The Great British Sewing Bee, BBC Two, 8pm

New series of the show which aims to find Britain's best amateur stitcher - or the best of those who haven't yet won this by-now-annual TV competition. As ever, suave tailor and Savile Row denizen Patrick Grant returns alongside May Martin from the Women's Institute to provide the expertise, and they're joined by regular presenter Claudia Winkleman. In tonight's opening episode the 10 new contestants have to work with cotton. Their first task is to make a pair of women's trousers - complete with invisible zip - and then it's a race against time as they try to run up a denim skirt for a real-life model in just 90 minutes.

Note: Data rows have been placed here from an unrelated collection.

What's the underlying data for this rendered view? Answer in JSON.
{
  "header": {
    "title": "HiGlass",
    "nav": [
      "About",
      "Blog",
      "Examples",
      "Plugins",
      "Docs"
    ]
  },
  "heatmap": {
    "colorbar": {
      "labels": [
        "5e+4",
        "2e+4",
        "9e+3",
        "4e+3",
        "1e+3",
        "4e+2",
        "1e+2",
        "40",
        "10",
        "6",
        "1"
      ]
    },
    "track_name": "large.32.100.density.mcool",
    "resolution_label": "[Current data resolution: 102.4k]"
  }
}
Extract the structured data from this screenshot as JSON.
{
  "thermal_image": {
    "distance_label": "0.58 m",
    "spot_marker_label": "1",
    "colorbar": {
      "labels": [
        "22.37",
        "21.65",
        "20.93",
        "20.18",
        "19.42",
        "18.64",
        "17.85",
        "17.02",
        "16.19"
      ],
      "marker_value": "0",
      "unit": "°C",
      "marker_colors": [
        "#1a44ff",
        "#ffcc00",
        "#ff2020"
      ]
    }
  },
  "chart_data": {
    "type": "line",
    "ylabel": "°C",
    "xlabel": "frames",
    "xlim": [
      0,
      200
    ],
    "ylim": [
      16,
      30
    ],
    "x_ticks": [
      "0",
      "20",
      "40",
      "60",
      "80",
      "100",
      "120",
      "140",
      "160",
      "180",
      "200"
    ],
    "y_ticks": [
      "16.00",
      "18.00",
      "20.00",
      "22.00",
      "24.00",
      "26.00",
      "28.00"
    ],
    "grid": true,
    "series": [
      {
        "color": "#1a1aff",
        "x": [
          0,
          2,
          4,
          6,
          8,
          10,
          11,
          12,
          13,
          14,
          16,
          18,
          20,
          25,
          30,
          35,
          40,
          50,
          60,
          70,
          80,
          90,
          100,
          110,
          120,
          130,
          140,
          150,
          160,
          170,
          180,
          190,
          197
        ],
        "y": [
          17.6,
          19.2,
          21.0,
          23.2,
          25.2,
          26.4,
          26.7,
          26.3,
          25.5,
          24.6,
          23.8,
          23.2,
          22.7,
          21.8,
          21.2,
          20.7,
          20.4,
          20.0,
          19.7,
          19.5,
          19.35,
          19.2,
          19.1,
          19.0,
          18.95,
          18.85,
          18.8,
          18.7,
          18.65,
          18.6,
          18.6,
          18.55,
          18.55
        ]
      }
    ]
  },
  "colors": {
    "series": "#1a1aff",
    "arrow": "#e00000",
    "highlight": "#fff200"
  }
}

Bloody Sunday, ITV3, 12.05am

Two years before he made The Bourne Supremacy and a decade before he was Oscar-nominated for Captain Phillips, British director Paul Greengrass tackled Don Mullan's book about the events of Sunday January 30 1972, when 13 civilians were shot dead by British soldiers during a march in Londonderry - the bloody Sunday of the title. Here we see Greengrass's trademark documentary style - handheld cameras grabbing fast, shaky shots - and a cast led by James Nesbitt, as SDLP founder and MP Ivan Cooper, the organiser of the march. Tim Piggot-Smith and Nicholas Farrell also feature. Powerful stuff.